À Bacoli, le maire inflige une amende au cirque : « non aux endroits où la souffrance animale est spectaculaire » (et les fonds iront à l'aide aux animaux errants)
À Bacoli, le maire inflige une amende au cirque avec des animaux, arrête l'exploitation et utilise les fonds pour aider les animaux errants, un exemple vertueux de responsabilité qui doit être enseigné
Un cirque se présentant comme « Le Colosse aux 100 animaux » a atterri à Bacoli, dans la province de Naples, suscitant immédiatement une polémique en raison de l'affichage illégal d'affiches publicitaires. Le maire, Josi Della Ragione, a dénoncé cette pratique et a décidé d'intervenir rapidement, en imposant de lourdes amendes et en retirant les dépliants de la ville.
Le maire a souligné qu'à Bacoli est interdite l'exploitation des animaux dans les cirques, lieux où la souffrance est rendue spectaculaire. L'intervention ne s'est pas limitée au simple retrait des affiches : les amendes infligées au cirque serviront à soutenir un projet concret, allouant les fonds récoltés aux animaux errants locaux. Della Ragione a déclaré :
Pour faire savoir qu'il est arrivé à quelques kilomètres de chez nous, le cirque a décidé de poser illégalement ses affiches dans toute notre ville. Tous d’excellents ingrédients pour être expulsé immédiatement.

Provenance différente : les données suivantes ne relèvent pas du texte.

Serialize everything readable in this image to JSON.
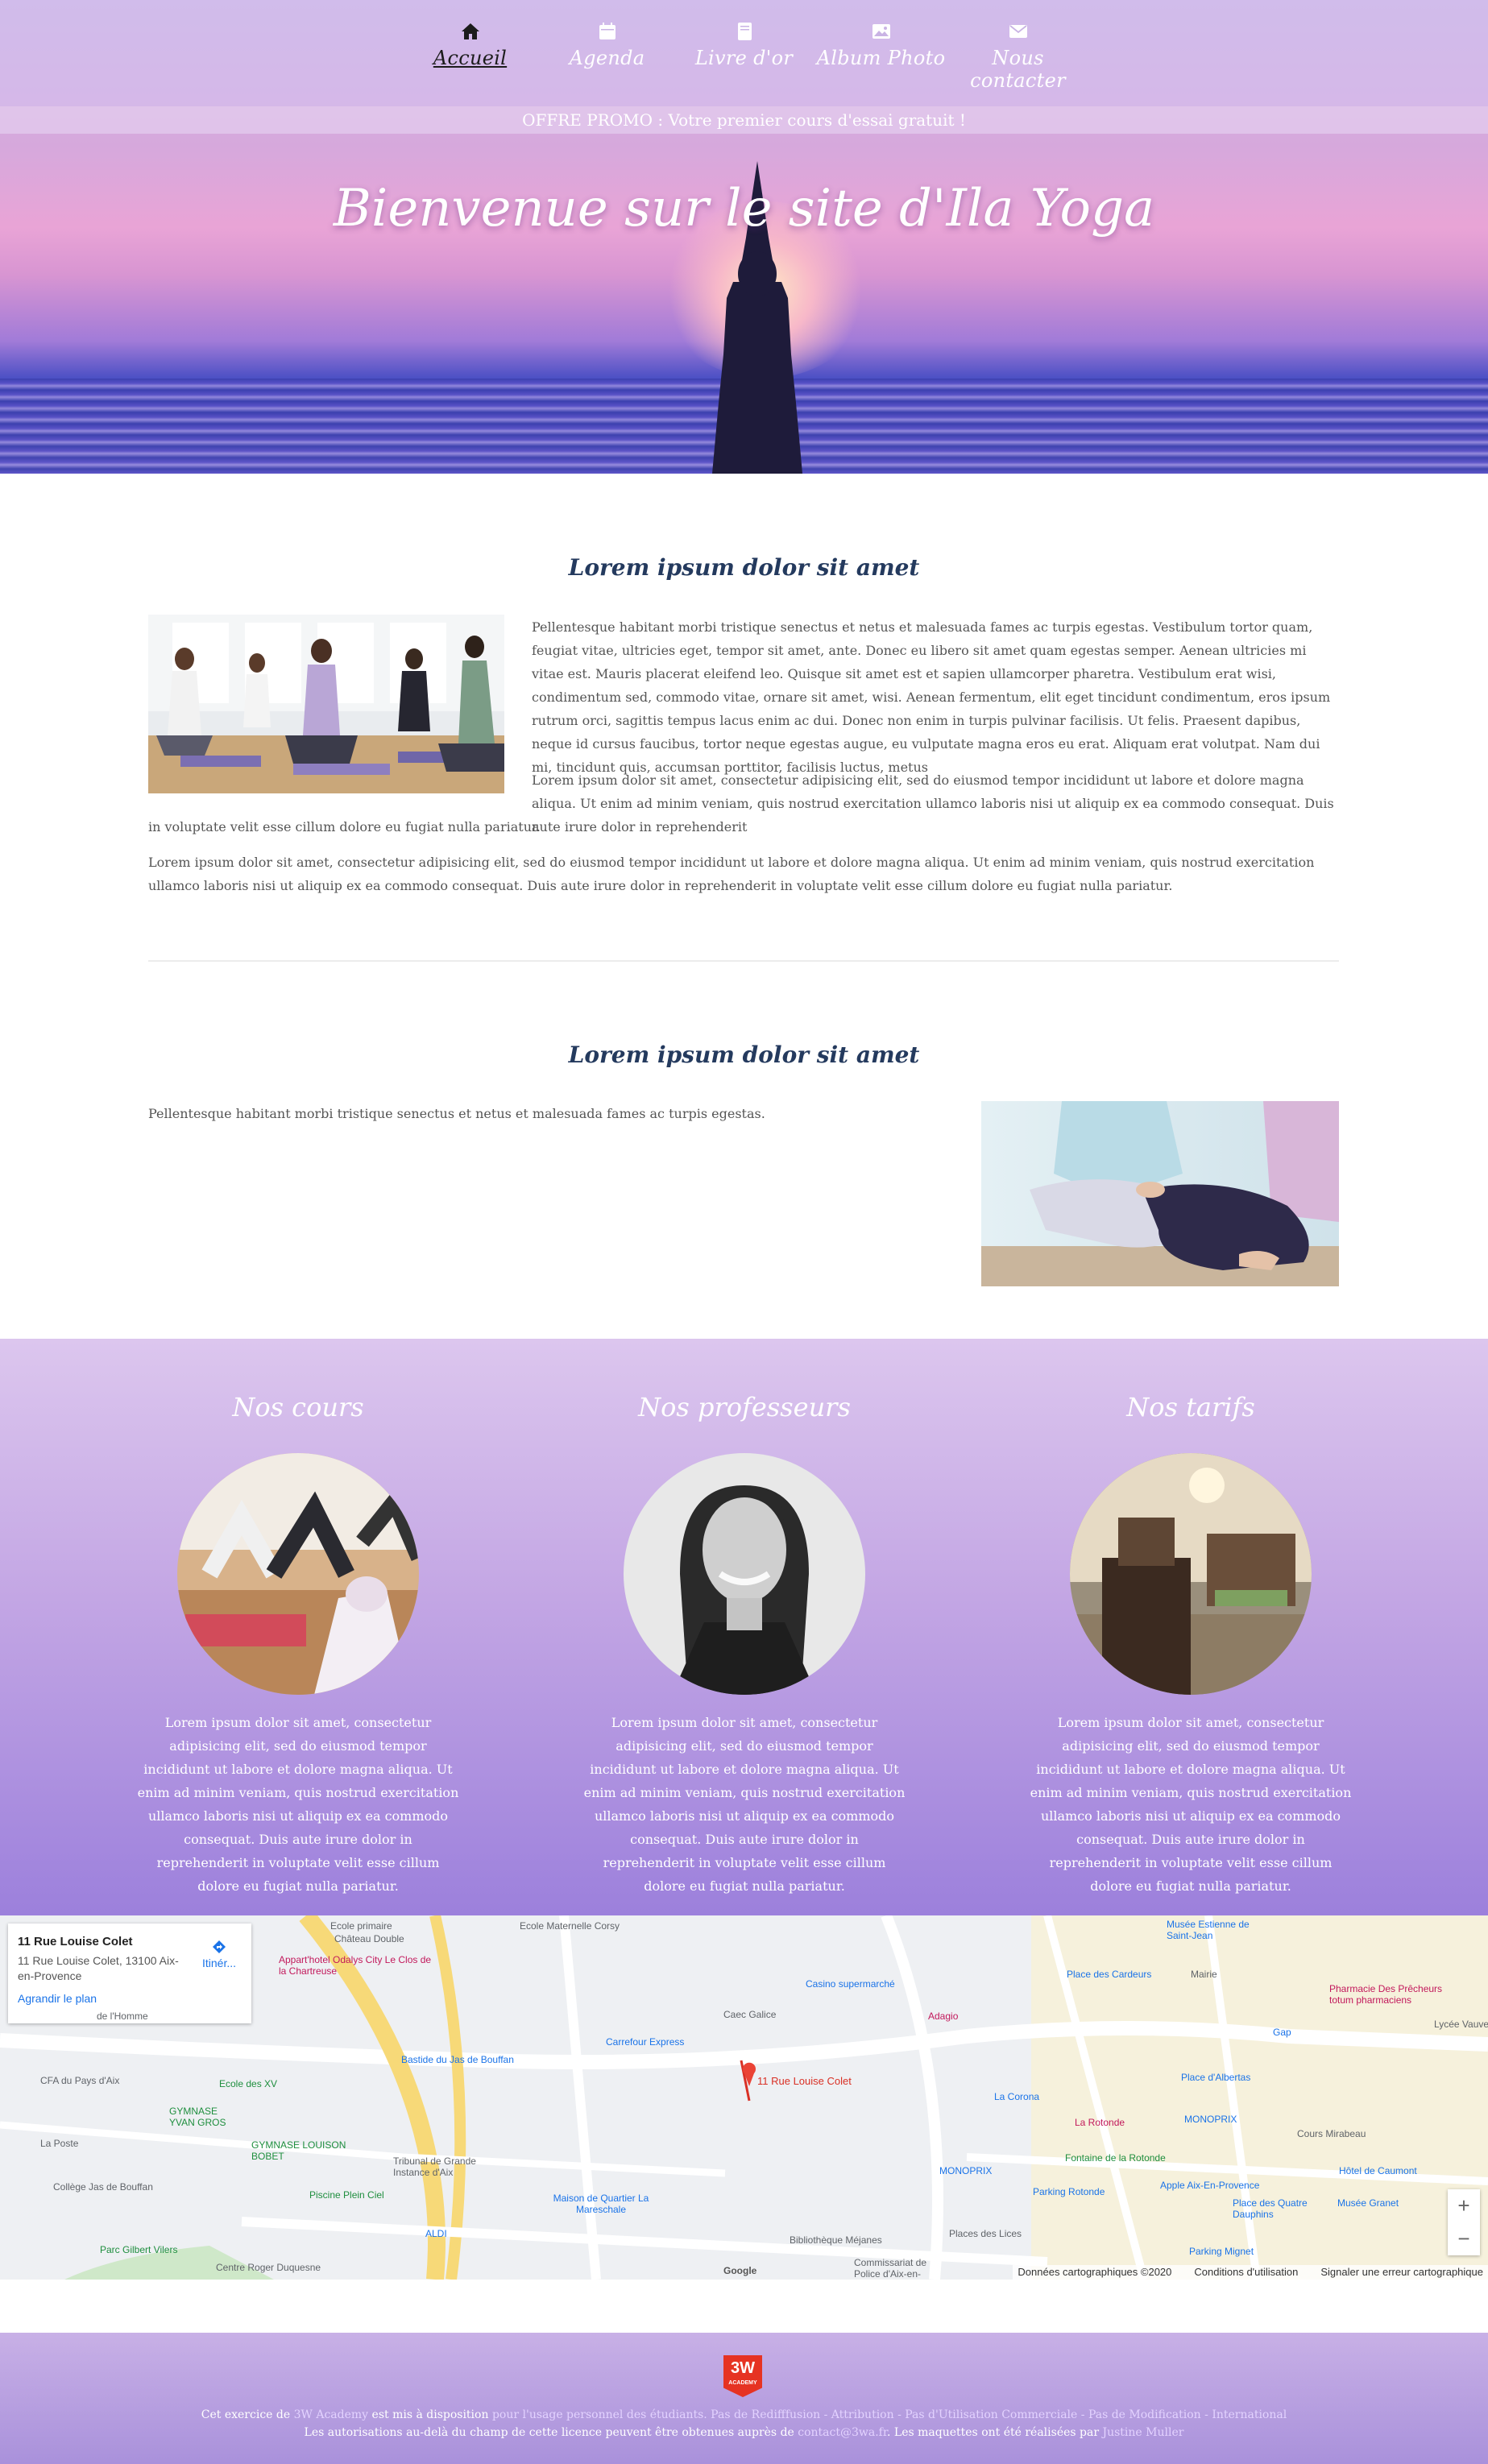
{
  "nav": {
    "items": [
      {
        "label": "Accueil",
        "icon": "home-icon",
        "active": true
      },
      {
        "label": "Agenda",
        "icon": "calendar-icon",
        "active": false
      },
      {
        "label": "Livre d'or",
        "icon": "book-icon",
        "active": false
      },
      {
        "label": "Album Photo",
        "icon": "image-icon",
        "active": false
      },
      {
        "label": "Nous contacter",
        "icon": "envelope-icon",
        "active": false
      }
    ]
  },
  "promo": "OFFRE PROMO : Votre premier cours d'essai gratuit !",
  "hero": {
    "title": "Bienvenue sur le site d'Ila Yoga"
  },
  "section1": {
    "title": "Lorem ipsum dolor sit amet",
    "p1": "Pellentesque habitant morbi tristique senectus et netus et malesuada fames ac turpis egestas. Vestibulum tortor quam, feugiat vitae, ultricies eget, tempor sit amet, ante. Donec eu libero sit amet quam egestas semper. Aenean ultricies mi vitae est. Mauris placerat eleifend leo. Quisque sit amet est et sapien ullamcorper pharetra. Vestibulum erat wisi, condimentum sed, commodo vitae, ornare sit amet, wisi. Aenean fermentum, elit eget tincidunt condimentum, eros ipsum rutrum orci, sagittis tempus lacus enim ac dui. Donec non enim in turpis pulvinar facilisis. Ut felis. Praesent dapibus, neque id cursus faucibus, tortor neque egestas augue, eu vulputate magna eros eu erat. Aliquam erat volutpat. Nam dui mi, tincidunt quis, accumsan porttitor, facilisis luctus, metus",
    "p2a": "Lorem ipsum dolor sit amet, consectetur adipisicing elit, sed do eiusmod tempor incididunt ut labore et dolore magna aliqua. Ut enim ad minim veniam, quis nostrud exercitation ullamco laboris nisi ut aliquip ex ea commodo consequat. Duis aute irure dolor in reprehenderit",
    "p2b": "in voluptate velit esse cillum dolore eu fugiat nulla pariatur.",
    "p3": "Lorem ipsum dolor sit amet, consectetur adipisicing elit, sed do eiusmod tempor incididunt ut labore et dolore magna aliqua. Ut enim ad minim veniam, quis nostrud exercitation ullamco laboris nisi ut aliquip ex ea commodo consequat. Duis aute irure dolor in reprehenderit in voluptate velit esse cillum dolore eu fugiat nulla pariatur."
  },
  "section2": {
    "title": "Lorem ipsum dolor sit amet",
    "p1": "Pellentesque habitant morbi tristique senectus et netus et malesuada fames ac turpis egestas."
  },
  "features": [
    {
      "title": "Nos cours",
      "text": "Lorem ipsum dolor sit amet, consectetur adipisicing elit, sed do eiusmod tempor incididunt ut labore et dolore magna aliqua. Ut enim ad minim veniam, quis nostrud exercitation ullamco laboris nisi ut aliquip ex ea commodo consequat. Duis aute irure dolor in reprehenderit in voluptate velit esse cillum dolore eu fugiat nulla pariatur."
    },
    {
      "title": "Nos professeurs",
      "text": "Lorem ipsum dolor sit amet, consectetur adipisicing elit, sed do eiusmod tempor incididunt ut labore et dolore magna aliqua. Ut enim ad minim veniam, quis nostrud exercitation ullamco laboris nisi ut aliquip ex ea commodo consequat. Duis aute irure dolor in reprehenderit in voluptate velit esse cillum dolore eu fugiat nulla pariatur."
    },
    {
      "title": "Nos tarifs",
      "text": "Lorem ipsum dolor sit amet, consectetur adipisicing elit, sed do eiusmod tempor incididunt ut labore et dolore magna aliqua. Ut enim ad minim veniam, quis nostrud exercitation ullamco laboris nisi ut aliquip ex ea commodo consequat. Duis aute irure dolor in reprehenderit in voluptate velit esse cillum dolore eu fugiat nulla pariatur."
    }
  ],
  "map": {
    "card_title": "11 Rue Louise Colet",
    "card_address": "11 Rue Louise Colet, 13100 Aix-en-Provence",
    "directions_label": "Itinér...",
    "enlarge_label": "Agrandir le plan",
    "marker_label": "11 Rue Louise Colet",
    "labels": {
      "ecole_maternelle": "Ecole Maternelle Corsy",
      "appart_hotel": "Appart'hotel Odalys City Le Clos de la Chartreuse",
      "casino": "Casino supermarché",
      "place_cardeurs": "Place des Cardeurs",
      "mairie": "Mairie",
      "caec": "Caec Galice",
      "adagio": "Adagio",
      "carrefour": "Carrefour Express",
      "bastide": "Bastide du Jas de Bouffan",
      "cfa": "CFA du Pays d'Aix",
      "ecole_xv": "Ecole des XV",
      "gymnase_yvan": "GYMNASE YVAN GROS",
      "gymnase_louison": "GYMNASE LOUISON BOBET",
      "tribunal": "Tribunal de Grande Instance d'Aix",
      "la_poste": "La Poste",
      "college": "Collège Jas de Bouffan",
      "piscine": "Piscine Plein Ciel",
      "maison_quartier": "Maison de Quartier La Mareschale",
      "aldi": "ALDI",
      "parc": "Parc Gilbert Vilers",
      "centre_roger": "Centre Roger Duquesne",
      "la_corona": "La Corona",
      "monoprix1": "MONOPRIX",
      "monoprix2": "MONOPRIX",
      "la_rotonde": "La Rotonde",
      "fontaine": "Fontaine de la Rotonde",
      "place_albertas": "Place d'Albertas",
      "cours_mirabeau": "Cours Mirabeau",
      "hotel_caumont": "Hôtel de Caumont",
      "apple": "Apple Aix-En-Provence",
      "place_quatre": "Place des Quatre Dauphins",
      "musee_granet": "Musée Granet",
      "parking_rotonde": "Parking Rotonde",
      "parking_mignet": "Parking Mignet",
      "bibliotheque": "Bibliothèque Méjanes",
      "commissariat": "Commissariat de Police d'Aix-en-Provence",
      "places_loes": "Places des Lices",
      "pharmacie": "Pharmacie Des Prêcheurs totum pharmaciens",
      "lycee": "Lycée Vauver",
      "gap": "Gap",
      "musee_estienne": "Musée Estienne de Saint-Jean",
      "chateau": "Château Double",
      "ecole_primaire": "Ecole primaire",
      "de_lhomme": "de l'Homme"
    },
    "footer": [
      "Données cartographiques ©2020",
      "Conditions d'utilisation",
      "Signaler une erreur cartographique"
    ],
    "google": "Google"
  },
  "footer": {
    "logo_text": "3W",
    "logo_sub": "ACADEMY",
    "line1_a": "Cet exercice de ",
    "line1_link1": "3W Academy",
    "line1_b": " est mis à disposition ",
    "line1_link2": "pour l'usage personnel des étudiants. Pas de Redifffusion - Attribution - Pas d'Utilisation Commerciale - Pas de Modification - International",
    "line2_a": "Les autorisations au-delà du champ de cette licence peuvent être obtenues auprès de ",
    "line2_link1": "contact@3wa.fr",
    "line2_b": ". Les maquettes ont été réalisées par ",
    "line2_link2": "Justine Muller"
  }
}
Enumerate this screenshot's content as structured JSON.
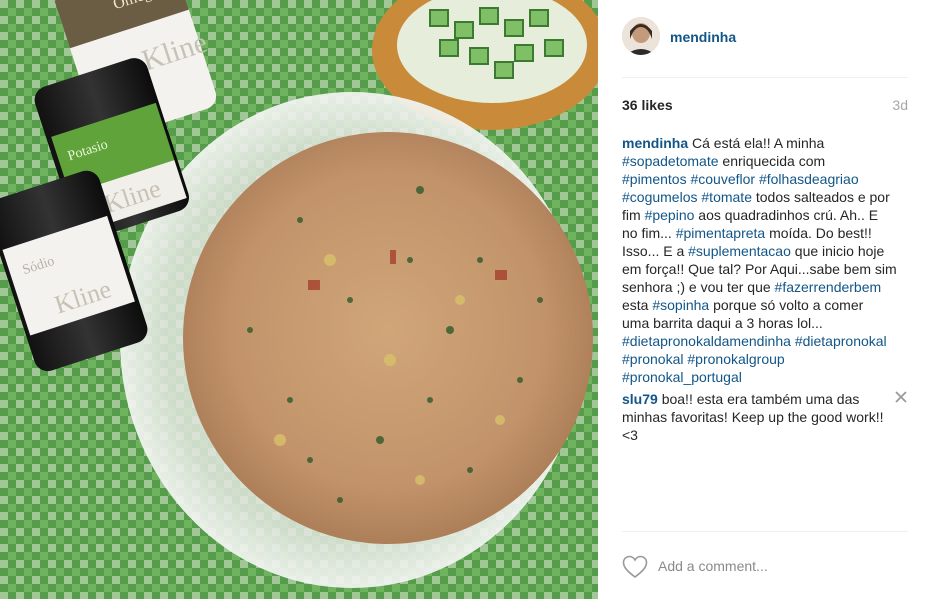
{
  "post": {
    "username": "mendinha",
    "likes": "36 likes",
    "age": "3d"
  },
  "caption": {
    "author": "mendinha",
    "lines": [
      [
        {
          "t": "text",
          "v": " Cá está ela!! A minha"
        }
      ],
      [
        {
          "t": "tag",
          "v": "#sopadetomate"
        },
        {
          "t": "text",
          "v": " enriquecida com"
        }
      ],
      [
        {
          "t": "tag",
          "v": "#pimentos"
        },
        {
          "t": "text",
          "v": " "
        },
        {
          "t": "tag",
          "v": "#couveflor"
        },
        {
          "t": "text",
          "v": " "
        },
        {
          "t": "tag",
          "v": "#folhasdeagriao"
        }
      ],
      [
        {
          "t": "tag",
          "v": "#cogumelos"
        },
        {
          "t": "text",
          "v": " "
        },
        {
          "t": "tag",
          "v": "#tomate"
        },
        {
          "t": "text",
          "v": " todos salteados e por"
        }
      ],
      [
        {
          "t": "text",
          "v": "fim "
        },
        {
          "t": "tag",
          "v": "#pepino"
        },
        {
          "t": "text",
          "v": " aos quadradinhos crú. Ah.. E"
        }
      ],
      [
        {
          "t": "text",
          "v": "no fim... "
        },
        {
          "t": "tag",
          "v": "#pimentapreta"
        },
        {
          "t": "text",
          "v": " moída. Do best!!"
        }
      ],
      [
        {
          "t": "text",
          "v": "Isso... E a "
        },
        {
          "t": "tag",
          "v": "#suplementacao"
        },
        {
          "t": "text",
          "v": " que inicio hoje"
        }
      ],
      [
        {
          "t": "text",
          "v": "em força!! Que tal? Por Aqui...sabe bem sim"
        }
      ],
      [
        {
          "t": "text",
          "v": "senhora ;) e vou ter que "
        },
        {
          "t": "tag",
          "v": "#fazerrenderbem"
        }
      ],
      [
        {
          "t": "text",
          "v": "esta "
        },
        {
          "t": "tag",
          "v": "#sopinha"
        },
        {
          "t": "text",
          "v": " porque só volto a comer"
        }
      ],
      [
        {
          "t": "text",
          "v": "uma barrita daqui a 3 horas lol..."
        }
      ],
      [
        {
          "t": "tag",
          "v": "#dietapronokaldamendinha"
        },
        {
          "t": "text",
          "v": " "
        },
        {
          "t": "tag",
          "v": "#dietapronokal"
        }
      ],
      [
        {
          "t": "tag",
          "v": "#pronokal"
        },
        {
          "t": "text",
          "v": " "
        },
        {
          "t": "tag",
          "v": "#pronokalgroup"
        }
      ],
      [
        {
          "t": "tag",
          "v": "#pronokal_portugal"
        }
      ]
    ]
  },
  "comment": {
    "author": "slu79",
    "lines": [
      [
        {
          "t": "text",
          "v": " boa!! esta era também uma das"
        }
      ],
      [
        {
          "t": "text",
          "v": "minhas favoritas! Keep up the good work!!"
        }
      ],
      [
        {
          "t": "text",
          "v": "<3"
        }
      ]
    ]
  },
  "footer": {
    "add_comment_placeholder": "Add a comment..."
  },
  "photo": {
    "jar_labels": [
      "Omega",
      "Potasio",
      "Sódio"
    ],
    "brand": "Kline"
  },
  "colors": {
    "link": "#125688",
    "text": "#262626",
    "muted": "#a5a7aa",
    "tablecloth": "#4f9a45",
    "soup": "#c99a6e"
  },
  "icons": {
    "like": "heart-outline-icon",
    "remove": "close-icon"
  }
}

Car à Bacoli, non seulement la destruction du cirque avec des animaux est interdite. Un lieu où la souffrance des animaux est rendue spectaculaire. Mais, ici, il est également interdit de médiatiser cette dégradation. Partout où cela arrive. Et nous sommes intransigeants. Pire encore lorsque cela se produit de manière sauvage. Nous prenons donc les mesures nécessaires pour déchirer chacun de ses tracts. Pas avant, évidemment, après lui avoir infligé de lourdes amendes. Je remercie la Police Municipale pour sa prompte intervention. Nous utiliserons l'argent de ce « Colosse » pour aider nos affectueux animaux errants.
Les réactions du monde du cirque
La décision du maire a suscité une réaction du syndicat des activités de cirque, la secrétaire nationale Bianca Montico rappelant l'importance de la légalité et du respect des règles administratives, tout en critiquant les tons dénigrants utilisés à l'égard des entrepreneurs du cirque. Montico a souligné comment de telles déclarations peuvent alimenter un climat d'hostilité médiatique, soulignant la nécessité de faire la distinction entre le contrôle légal et les attaques personnelles.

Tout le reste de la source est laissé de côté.